Reputation: 743
Given the sentence "I want to eat fish and I want to buy a car. Therefore, I have to make money."
I want to split the sentene by
['I want to eat fish', 'I want to buy a car", Therefore, 'I have to make money']
I am trying to split the sentence
re.split('.|and', sentence)
However, it splits the sentence by '.', 'a', 'n', and 'd'.
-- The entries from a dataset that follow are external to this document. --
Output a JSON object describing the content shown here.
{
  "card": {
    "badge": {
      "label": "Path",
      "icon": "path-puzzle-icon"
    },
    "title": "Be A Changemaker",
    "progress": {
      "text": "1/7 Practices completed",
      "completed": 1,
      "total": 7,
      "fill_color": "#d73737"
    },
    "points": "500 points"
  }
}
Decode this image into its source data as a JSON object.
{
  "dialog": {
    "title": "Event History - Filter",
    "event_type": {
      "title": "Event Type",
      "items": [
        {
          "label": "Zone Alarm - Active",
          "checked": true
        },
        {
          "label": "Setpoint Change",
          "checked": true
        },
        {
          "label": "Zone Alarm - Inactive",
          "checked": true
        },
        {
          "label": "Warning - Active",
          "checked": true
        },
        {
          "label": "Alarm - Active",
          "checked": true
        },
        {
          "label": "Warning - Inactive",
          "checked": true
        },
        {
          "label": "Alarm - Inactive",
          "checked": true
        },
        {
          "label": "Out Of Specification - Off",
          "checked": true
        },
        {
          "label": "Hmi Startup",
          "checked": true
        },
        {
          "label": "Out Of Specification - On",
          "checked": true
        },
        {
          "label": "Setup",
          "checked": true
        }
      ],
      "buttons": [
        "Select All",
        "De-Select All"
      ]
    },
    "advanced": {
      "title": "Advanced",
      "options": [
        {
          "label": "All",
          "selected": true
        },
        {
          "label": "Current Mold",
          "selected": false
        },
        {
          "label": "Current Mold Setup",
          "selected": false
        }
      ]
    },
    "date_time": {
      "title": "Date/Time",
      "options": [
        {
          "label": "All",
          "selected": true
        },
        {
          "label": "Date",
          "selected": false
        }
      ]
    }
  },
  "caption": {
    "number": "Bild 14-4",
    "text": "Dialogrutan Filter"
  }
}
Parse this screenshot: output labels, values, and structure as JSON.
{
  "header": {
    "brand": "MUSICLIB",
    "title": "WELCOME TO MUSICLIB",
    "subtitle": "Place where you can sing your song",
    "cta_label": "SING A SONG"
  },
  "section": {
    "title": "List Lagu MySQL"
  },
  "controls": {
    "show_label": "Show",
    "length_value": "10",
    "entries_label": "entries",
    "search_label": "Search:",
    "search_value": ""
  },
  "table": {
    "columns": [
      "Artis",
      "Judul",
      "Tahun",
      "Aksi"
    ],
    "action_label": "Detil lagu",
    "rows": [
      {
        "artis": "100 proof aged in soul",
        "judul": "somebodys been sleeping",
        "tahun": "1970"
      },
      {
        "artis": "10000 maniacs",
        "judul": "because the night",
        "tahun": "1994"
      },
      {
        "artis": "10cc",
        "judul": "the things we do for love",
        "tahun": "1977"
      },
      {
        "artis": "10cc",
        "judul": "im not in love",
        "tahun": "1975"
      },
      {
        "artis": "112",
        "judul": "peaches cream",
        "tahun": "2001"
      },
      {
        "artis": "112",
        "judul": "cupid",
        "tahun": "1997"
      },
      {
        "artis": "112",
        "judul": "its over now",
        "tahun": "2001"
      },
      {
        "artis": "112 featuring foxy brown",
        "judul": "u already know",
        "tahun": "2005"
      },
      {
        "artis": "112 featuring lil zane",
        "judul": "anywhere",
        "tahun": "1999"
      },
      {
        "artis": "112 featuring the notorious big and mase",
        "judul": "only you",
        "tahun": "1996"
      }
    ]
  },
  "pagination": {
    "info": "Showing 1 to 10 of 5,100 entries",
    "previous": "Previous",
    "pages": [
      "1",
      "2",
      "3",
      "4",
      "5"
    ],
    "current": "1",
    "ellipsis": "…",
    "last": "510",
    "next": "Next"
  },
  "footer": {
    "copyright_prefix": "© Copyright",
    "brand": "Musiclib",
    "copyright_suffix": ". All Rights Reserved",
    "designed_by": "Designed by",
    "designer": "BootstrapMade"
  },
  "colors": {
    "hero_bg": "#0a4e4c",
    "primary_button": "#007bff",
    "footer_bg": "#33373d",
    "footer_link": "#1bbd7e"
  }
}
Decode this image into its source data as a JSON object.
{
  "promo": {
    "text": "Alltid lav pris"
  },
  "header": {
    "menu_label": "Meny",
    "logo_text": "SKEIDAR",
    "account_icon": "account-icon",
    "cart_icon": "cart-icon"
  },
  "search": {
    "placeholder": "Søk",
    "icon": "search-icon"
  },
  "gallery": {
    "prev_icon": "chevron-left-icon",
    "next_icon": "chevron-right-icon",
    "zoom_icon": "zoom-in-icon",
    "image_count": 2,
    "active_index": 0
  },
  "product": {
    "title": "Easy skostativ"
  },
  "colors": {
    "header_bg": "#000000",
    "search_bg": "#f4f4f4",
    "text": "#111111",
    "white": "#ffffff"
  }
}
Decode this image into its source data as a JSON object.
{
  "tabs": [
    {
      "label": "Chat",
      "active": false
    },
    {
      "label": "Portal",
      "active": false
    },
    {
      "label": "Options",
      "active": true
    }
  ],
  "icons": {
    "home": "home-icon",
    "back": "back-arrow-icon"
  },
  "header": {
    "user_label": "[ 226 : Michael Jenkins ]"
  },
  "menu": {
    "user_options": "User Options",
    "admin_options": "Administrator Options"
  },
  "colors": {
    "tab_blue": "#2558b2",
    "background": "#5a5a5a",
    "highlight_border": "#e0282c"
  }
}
How can I split the sentence by '.' and 'and'?
Upvotes: 1
Views: 123
Reputation: 106455
In addition to escaping the dot (.
), which matches any non-newline character in regex, you should also match any leading or trailing spaces in order for the delimiter of the split to consume undesired leading and trailing spaces from the results. Use a positive lookahead pattern to assert a following non-whitespace character in the end to avoid splitting by the trailing dot:
re.split('\s*(?:\.|and)\s*(?=\S)', sentence)
This returns:
['I want to eat fish', 'I want to buy a car', 'Therefore, I have to make money.']
Demo: https://replit.com/@blhsing/LimitedVastCookies
Upvotes: 2
Reputation: 5425
You need to escape the .
in the regex.
import re
s = "I want to eat fish and I want to buy a car. Therefore, I have to make money."
re.split('\.|and', s)
Result:
['I want to eat fish ',
' I want to buy a car',
' Therefore, I have to make money',
'']
Upvotes: 1